– Jesteśmy zaniepokojeni, podobnie jak wielu innych partnerów handlowych Chin, że tempo aprecjacji juana jest zbyt wolne – przyznał Geithner.

Juan był wczoraj najmocniejszy wobec amerykańskiej waluty od 1993 r. Jednakże, odkąd w czerwcu Ludowy Bank Chin skończył z utrzymywaniem sztywnego kursu juana, chińska waluta umocniła się jedynie o blisko 1,6 proc. wobec dolara. Amerykańscy politycy już od wielu miesięcy zarzucają chińskim decydentom, że utrzymują kurs juana na sztucznie zaniżonym poziomie. W ten sposób Chiny mają nieuczciwie wspomagać swoich eksporterów i szkodzić amerykańskiej gospodarce. Ta krytyka znacznie nasiliła się w ostatnich tygodniach, co ma związek ze zbliżającymi się listopadowymi wyborami do Kongresu USA.

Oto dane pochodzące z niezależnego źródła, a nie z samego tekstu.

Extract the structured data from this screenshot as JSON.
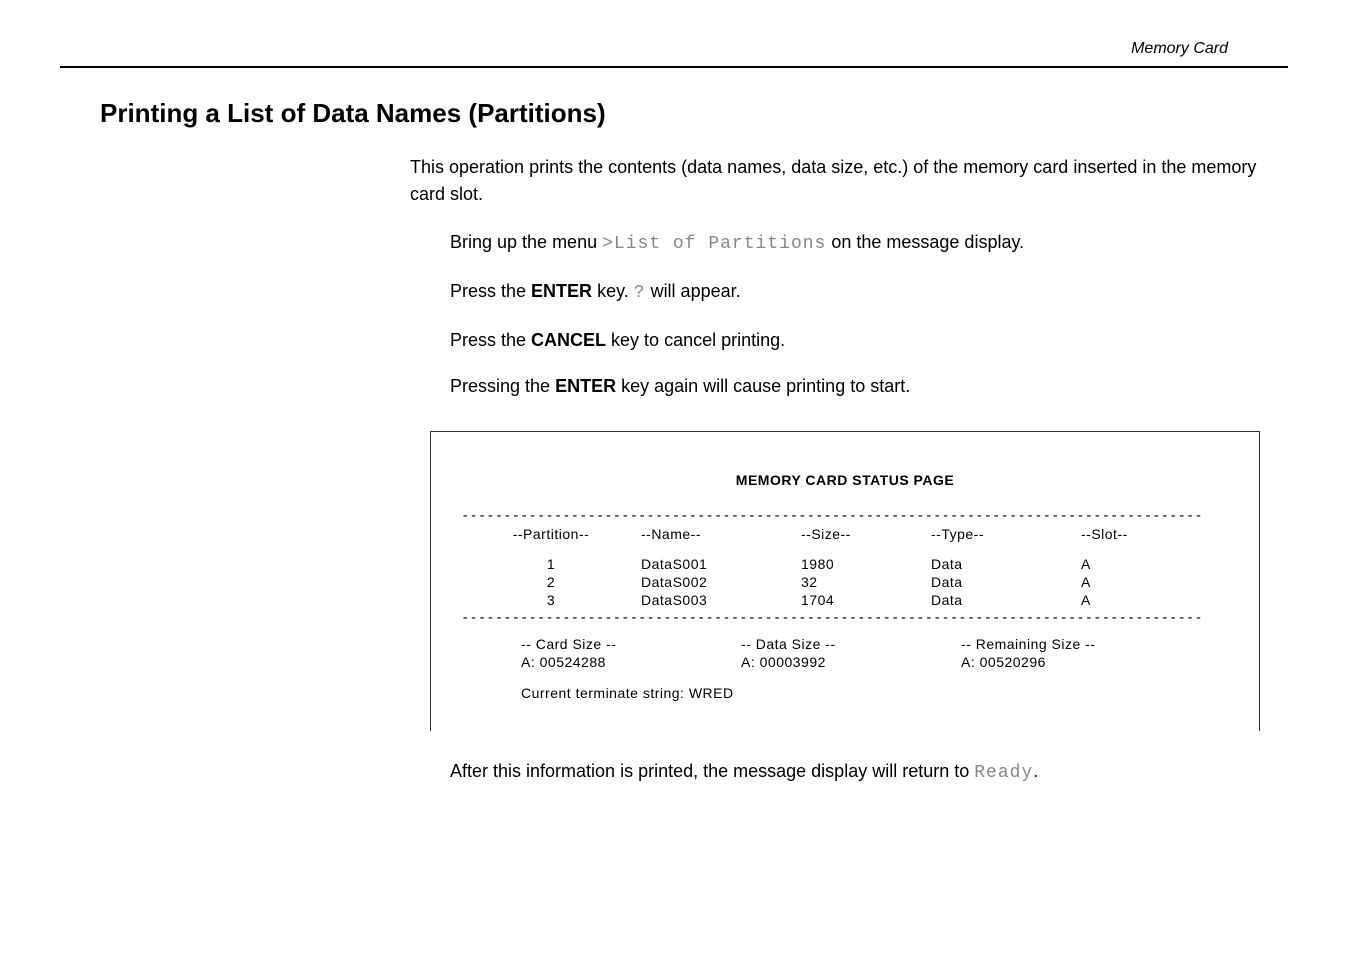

Amerykański Departament Skarbu rozważał wcześniej napiętnowanie Chin jako kraju nieuczciwie manipulującego własną walutą. Resort Geithnera powstrzymał się przed umieszczeniem takiego sformułowania w swoim czerwcowym raporcie o sytuacji na rynku walutowym, licząc, że Ludowy Bank Chin pozwoli na poważną aprecjację juana. Teraz Departament Skarbu wraca do dawnego pomysłu. – Działania Chin zostaną wzięte pod uwagę przy pisaniu nowego raportu o rynku walutowym – zapowiada Geithner. Napiętnowanie w raporcie prowadzi zwykle do nałożenia „karnych” ceł na kraj manipulujący walutą.

Ding Yifan, główny analityk z chińskiego państwowego Development Research Centre, ostrzegł już USA przed wymuszaniem na Pekinie aprecjacji juana. Wskazał, że w ewentualnej wojnie handlowej Chiny pokonają USA.

Tymczasem amerykański rząd opracował strategię podwojenia eksportu USA w ciągu pięciu lat do poziomu 3,14 bln USD. Strategia ta jest jednak wciąż mało konkretna. Opiera się na zawieraniu nowych międzynarodowych porozumień o wolnym handlu, egzekwowaniu istniejących umów oraz na promocji eksportu na rynki wschodzące.